Minnesota Sen. Patricia Torres Ray was the only Latina in the state’s Senate when she was elected a decade ago, joining two Latinas in the House.
Then in 2012, she was joined by state Sen. Melisa Franzen, who is Puerto Rican. Torres Ray, a Democrat of Colombian descent, had backed Franzen, also a Democrat, in her race. Now the two are trying to recruit a third Latina for an open seat Senate race in the state.
Latinas are 1.3 percent of state legislators of all racial and ethnic backgrounds and are just 1.6 percent of the members of Congress.
Of the 396 Latino state legislators nationally, 113 are women, less than a third.
The National Hispanic Caucus of State Legislators opened its national summit in Atlanta Thursday with the launch of Latinas Lead Initiative.

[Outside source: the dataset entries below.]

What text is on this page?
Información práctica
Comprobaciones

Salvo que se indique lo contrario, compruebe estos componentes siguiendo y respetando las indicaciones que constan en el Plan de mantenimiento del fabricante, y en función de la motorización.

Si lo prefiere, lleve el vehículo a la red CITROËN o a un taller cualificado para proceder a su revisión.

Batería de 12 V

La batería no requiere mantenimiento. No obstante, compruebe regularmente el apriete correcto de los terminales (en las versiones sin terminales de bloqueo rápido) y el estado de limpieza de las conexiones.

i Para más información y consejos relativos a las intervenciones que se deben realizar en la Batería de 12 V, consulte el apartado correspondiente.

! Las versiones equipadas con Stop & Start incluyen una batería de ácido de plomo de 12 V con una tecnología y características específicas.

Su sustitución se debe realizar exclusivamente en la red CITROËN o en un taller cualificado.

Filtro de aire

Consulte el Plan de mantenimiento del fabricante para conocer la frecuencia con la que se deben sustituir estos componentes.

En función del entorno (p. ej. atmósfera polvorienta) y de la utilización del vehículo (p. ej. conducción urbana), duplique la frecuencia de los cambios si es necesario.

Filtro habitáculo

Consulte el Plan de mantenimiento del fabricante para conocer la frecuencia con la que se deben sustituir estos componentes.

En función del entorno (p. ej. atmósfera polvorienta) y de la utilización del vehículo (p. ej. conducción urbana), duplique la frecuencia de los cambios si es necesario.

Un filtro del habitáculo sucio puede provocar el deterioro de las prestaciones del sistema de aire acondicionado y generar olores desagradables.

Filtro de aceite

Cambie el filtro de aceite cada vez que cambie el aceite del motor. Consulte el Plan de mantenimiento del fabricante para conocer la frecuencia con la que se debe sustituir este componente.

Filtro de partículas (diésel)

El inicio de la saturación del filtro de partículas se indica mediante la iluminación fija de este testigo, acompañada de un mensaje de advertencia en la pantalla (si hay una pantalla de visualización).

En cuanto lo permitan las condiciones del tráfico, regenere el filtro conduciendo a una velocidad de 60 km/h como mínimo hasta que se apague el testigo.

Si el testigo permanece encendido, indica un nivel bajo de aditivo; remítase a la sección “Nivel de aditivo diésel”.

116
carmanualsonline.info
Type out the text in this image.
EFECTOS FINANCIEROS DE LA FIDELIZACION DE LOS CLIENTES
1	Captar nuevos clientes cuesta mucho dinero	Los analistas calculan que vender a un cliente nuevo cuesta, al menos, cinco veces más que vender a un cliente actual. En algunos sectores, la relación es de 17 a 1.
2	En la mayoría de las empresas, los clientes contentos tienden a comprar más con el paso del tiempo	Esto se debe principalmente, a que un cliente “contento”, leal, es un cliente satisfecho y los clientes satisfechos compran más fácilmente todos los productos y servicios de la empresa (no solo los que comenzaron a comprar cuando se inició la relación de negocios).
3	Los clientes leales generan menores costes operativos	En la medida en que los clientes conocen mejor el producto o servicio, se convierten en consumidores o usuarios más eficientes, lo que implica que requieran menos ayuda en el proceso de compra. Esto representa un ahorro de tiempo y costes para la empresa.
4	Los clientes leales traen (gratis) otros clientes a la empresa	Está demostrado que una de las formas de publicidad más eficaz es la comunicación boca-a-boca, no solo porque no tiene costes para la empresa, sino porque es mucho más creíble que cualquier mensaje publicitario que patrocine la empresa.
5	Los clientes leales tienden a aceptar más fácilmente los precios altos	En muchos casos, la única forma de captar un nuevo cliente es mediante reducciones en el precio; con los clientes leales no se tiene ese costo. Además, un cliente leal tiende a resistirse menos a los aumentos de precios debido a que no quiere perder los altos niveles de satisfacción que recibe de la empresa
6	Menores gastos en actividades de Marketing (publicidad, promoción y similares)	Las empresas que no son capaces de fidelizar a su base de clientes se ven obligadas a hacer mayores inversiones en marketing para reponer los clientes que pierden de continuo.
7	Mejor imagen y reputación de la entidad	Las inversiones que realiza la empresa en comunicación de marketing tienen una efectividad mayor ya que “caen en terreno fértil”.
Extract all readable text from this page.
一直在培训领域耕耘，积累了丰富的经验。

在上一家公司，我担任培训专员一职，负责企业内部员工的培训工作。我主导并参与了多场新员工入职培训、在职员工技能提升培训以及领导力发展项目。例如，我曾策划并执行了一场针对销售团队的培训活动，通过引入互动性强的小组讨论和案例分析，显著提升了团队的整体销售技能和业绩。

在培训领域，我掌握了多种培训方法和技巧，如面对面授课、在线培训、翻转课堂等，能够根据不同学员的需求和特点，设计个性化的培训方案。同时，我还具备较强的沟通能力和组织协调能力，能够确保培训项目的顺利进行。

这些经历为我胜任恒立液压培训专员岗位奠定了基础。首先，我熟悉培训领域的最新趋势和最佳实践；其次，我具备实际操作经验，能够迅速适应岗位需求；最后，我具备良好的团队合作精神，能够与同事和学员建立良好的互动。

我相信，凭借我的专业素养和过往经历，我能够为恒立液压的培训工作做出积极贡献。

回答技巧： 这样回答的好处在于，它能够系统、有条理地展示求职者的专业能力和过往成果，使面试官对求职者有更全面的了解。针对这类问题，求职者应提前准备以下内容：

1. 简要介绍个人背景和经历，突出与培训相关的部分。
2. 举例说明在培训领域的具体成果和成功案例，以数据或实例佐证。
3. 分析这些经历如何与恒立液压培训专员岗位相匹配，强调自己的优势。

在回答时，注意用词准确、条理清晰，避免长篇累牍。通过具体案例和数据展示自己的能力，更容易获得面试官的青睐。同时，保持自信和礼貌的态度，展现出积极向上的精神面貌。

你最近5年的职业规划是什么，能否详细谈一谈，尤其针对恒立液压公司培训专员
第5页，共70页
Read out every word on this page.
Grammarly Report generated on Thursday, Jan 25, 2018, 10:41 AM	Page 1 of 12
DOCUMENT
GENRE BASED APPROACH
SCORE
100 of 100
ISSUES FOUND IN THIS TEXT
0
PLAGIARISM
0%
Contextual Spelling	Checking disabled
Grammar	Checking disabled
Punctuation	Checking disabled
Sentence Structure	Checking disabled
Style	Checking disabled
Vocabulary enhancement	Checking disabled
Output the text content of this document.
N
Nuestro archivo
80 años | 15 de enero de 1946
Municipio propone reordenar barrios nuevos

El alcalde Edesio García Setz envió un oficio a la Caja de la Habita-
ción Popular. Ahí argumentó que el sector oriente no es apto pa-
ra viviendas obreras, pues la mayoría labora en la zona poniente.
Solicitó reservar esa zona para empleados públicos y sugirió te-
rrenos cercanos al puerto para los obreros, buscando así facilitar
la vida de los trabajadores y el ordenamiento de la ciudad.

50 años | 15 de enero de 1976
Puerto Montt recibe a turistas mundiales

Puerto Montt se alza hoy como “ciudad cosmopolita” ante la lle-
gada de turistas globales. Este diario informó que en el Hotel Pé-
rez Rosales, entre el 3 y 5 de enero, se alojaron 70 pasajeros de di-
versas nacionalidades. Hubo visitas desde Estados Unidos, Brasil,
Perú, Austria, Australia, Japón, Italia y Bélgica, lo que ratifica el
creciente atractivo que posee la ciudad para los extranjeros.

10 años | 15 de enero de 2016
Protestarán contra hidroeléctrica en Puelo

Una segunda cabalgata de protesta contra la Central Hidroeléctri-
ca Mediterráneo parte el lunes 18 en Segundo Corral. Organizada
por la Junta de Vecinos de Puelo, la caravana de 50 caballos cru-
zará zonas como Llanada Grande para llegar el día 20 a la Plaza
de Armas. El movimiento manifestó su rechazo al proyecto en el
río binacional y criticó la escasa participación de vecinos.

The initiative is geared toward increasing the numbers of Latinas in politics and serving in state legislatures.
"Latinas play a pivotal role in our organization and we need to ensure that we increase their influence and change-making capacity, as well as their numbers, in state capitols across the U.S. and Puerto Rico. That is why we are launching the Latinas Lead initiative as the first event of our national summit," said NHCSL President Eduardo Bhatia, who also is the president of the Senate of the Commonwealth of Puerto Rico.
The catalyst for the launch: “It’s just the severe, severe underrepresentation of Latinas at all levels of government,” said Lucy Flores, a former Nevada Assembly member who is now running for Congress. “Latinas are so underrepresented there might as well be no Latinas.”
Torres Ray said Latinas Launch is critical for the community because Latina lawmakers often find themselves working in areas with large impact on the Latino community and that are key to issues affecting Latino families.
“We typically serve in education where we have significant needs and we have a young population that is fast growing,” Torres Ray said. “We also tend to serve in health care where there is significant need in the community. “
Organizers of Latinas Launch also hope to help Latina lawmakers, or those aspiring to serve in legislatures and higher office to meet with other women leaders not necessarily in elected office.
“The numbers right now for us (Latinos) are very low, but when you look at (Latinas) they are even lower. Our network and ability to connect with other women is pretty key right now in order to look for strategies to grow,” Torres Ray said.
Flores was elected in 2010 along with two other Latinas who together were the first Latinas to serve in the Nevada Assembly. Flores left to run for Nevada lieutenant governor, a race she lost and now is making a bid for Nevada’s 4th Congressional District seat. She faces three Democratic opponents in the June 14, 2016 primary.
“It’s so necessary,” Flores said of the Latinas Lead Initiative that will be housed within NHCSL. “There’s a lack of resources out there for Latinas to get into elected office and looking for development and to get into leadership positions and looking for that next step.”
Nine of the representatives in Congress are Latina. There are no Latinas in the U.S. Senate, although Rep. Loretta Sanchez, D-Calif., and Catherine Cortez Masto, D-Nev., are running for seats.
Torres Ray said supporting Latinas in office so they can advance, along with recruiting Latinas to run will be big parts of the initiative.
“Those who are state elected officials, the seats they leave, we need to think about who will replace them, but also how do we support these women who have a tremendous record and have done incredible work so they can move forward and advance in political career,” Torres Ray said.
“Often we have one Latina serving in the states and when she leaves, then we don’t have a bench,” she said. “We need to see who is ready to run and see how we encourage others to run for those spots being left vacant.”